University of Nevada, Las Vegas President Neal Smatresk has a straightforward aspiration — make the campus one of the nation’s top research universities.
It’s a status UNLV could attain in 15 years, he said on Thursday. But it won’t happen without investing millions of dollars in the institution.
“Our goal is to be in the top 2.3 percent,” Smatresk told an audience that filled the university’s Judy Bayley Theatre during his annual State of the University address.
A top research university would have a major economic impact on the state, he said. It would help improve health care and the quality of life for those living in the region and attract new industries to the area, he added.
But how does the university transition from talking about this goal to making it a reality?
“We need to make sure everyone on campus is engaged,” he said.
Among several changes the university would have to make to attain the goal would be to add anywhere between 250 to 300 more faculty members at the cost of about $40 million more in state funding.

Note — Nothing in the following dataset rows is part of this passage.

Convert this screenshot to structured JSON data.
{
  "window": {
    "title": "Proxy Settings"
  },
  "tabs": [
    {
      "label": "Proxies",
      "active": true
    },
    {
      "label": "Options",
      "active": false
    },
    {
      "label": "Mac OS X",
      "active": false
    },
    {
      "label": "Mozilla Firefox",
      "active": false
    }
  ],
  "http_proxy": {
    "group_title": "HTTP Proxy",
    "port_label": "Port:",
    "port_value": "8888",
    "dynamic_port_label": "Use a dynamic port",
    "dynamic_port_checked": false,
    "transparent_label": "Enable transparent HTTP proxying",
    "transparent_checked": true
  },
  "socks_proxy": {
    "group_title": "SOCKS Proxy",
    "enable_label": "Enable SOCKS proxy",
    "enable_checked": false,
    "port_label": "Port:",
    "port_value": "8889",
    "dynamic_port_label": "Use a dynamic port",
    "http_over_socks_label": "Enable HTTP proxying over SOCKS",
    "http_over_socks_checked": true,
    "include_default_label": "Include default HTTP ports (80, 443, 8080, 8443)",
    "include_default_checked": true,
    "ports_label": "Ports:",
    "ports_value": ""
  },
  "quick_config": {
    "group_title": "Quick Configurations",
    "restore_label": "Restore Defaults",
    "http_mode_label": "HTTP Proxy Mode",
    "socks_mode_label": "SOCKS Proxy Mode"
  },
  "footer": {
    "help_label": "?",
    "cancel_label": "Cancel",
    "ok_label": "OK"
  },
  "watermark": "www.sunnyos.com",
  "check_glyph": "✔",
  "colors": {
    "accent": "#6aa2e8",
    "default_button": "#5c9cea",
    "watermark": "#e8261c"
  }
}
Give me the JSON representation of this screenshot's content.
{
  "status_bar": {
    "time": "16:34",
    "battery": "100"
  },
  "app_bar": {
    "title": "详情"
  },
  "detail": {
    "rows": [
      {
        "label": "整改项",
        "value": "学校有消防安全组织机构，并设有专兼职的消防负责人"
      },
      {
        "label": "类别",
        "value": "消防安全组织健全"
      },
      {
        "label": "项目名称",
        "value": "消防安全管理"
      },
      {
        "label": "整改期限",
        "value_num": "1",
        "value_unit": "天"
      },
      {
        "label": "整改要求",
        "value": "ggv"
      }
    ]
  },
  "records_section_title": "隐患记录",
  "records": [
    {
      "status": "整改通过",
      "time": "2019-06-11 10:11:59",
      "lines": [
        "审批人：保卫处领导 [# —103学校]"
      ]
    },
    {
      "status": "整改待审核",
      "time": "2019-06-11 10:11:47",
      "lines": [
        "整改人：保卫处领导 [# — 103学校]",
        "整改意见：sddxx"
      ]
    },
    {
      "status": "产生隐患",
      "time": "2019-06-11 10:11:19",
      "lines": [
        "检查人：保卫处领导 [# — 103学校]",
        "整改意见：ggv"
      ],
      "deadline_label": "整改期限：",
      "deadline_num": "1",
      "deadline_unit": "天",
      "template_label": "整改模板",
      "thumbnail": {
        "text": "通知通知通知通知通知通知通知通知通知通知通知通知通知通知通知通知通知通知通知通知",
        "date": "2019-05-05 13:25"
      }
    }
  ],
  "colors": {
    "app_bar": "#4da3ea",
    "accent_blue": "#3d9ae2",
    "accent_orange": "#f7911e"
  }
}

Today, UNLV has 780 full-time faculty members. The school added about 180 faculty members over the past two years, Smatresk said.
The university also would also have to grow its endowment aggressively to be nationally competitive, he said. Its endowment market value stands at about $168 million, a sharp increase from four years ago when it was valued at $93 million when Smatresk took the reins as president.

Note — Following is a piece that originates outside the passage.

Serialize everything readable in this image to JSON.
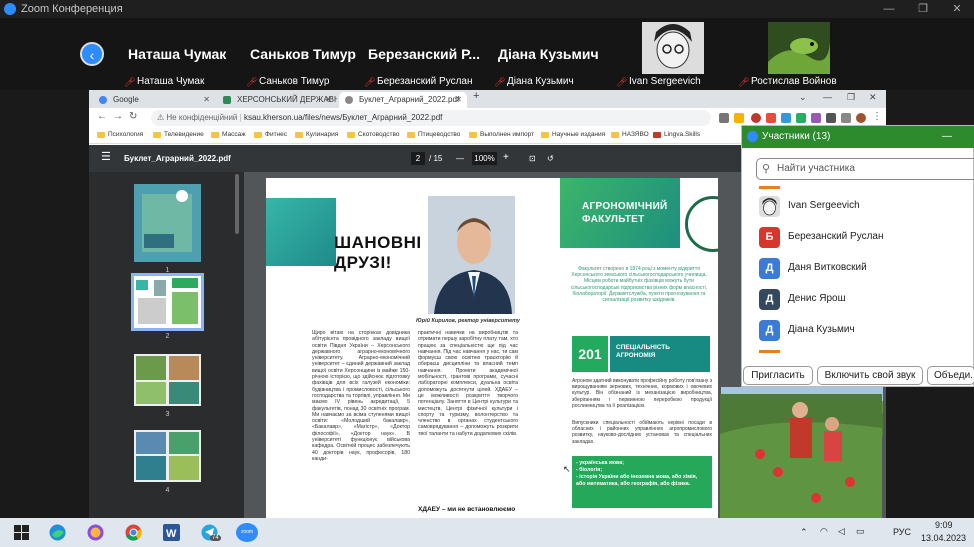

UNLV also received more than $50 million in donations last school year.
The commuter school also needs to graduate more students and develop a plan to measure its progress over time.
How quickly the university moves toward becoming a top research university also will depend on how soon the state wants to invest and see its return on the investment, Smatresk said.
Smatresk also recapped some of the accomplishments the school has had over the past year. Last year, officials focused on enrollment management, and those efforts resulted in the largest freshman class ever this fall semester.
“We welcome not just the largest, but the most talented and most diverse class,” he told the audience.
This week, UNLV ranked as the sixth-most diverse university in the country, up two spots from last year, according to the 2014 U.S. News and World Report best college rankings.
In addition, about 13 new faculty members over the past year submitted research proposals totaling $20 million dollars, said Thomas Piechota, interim vice president for research and dean of the graduate college.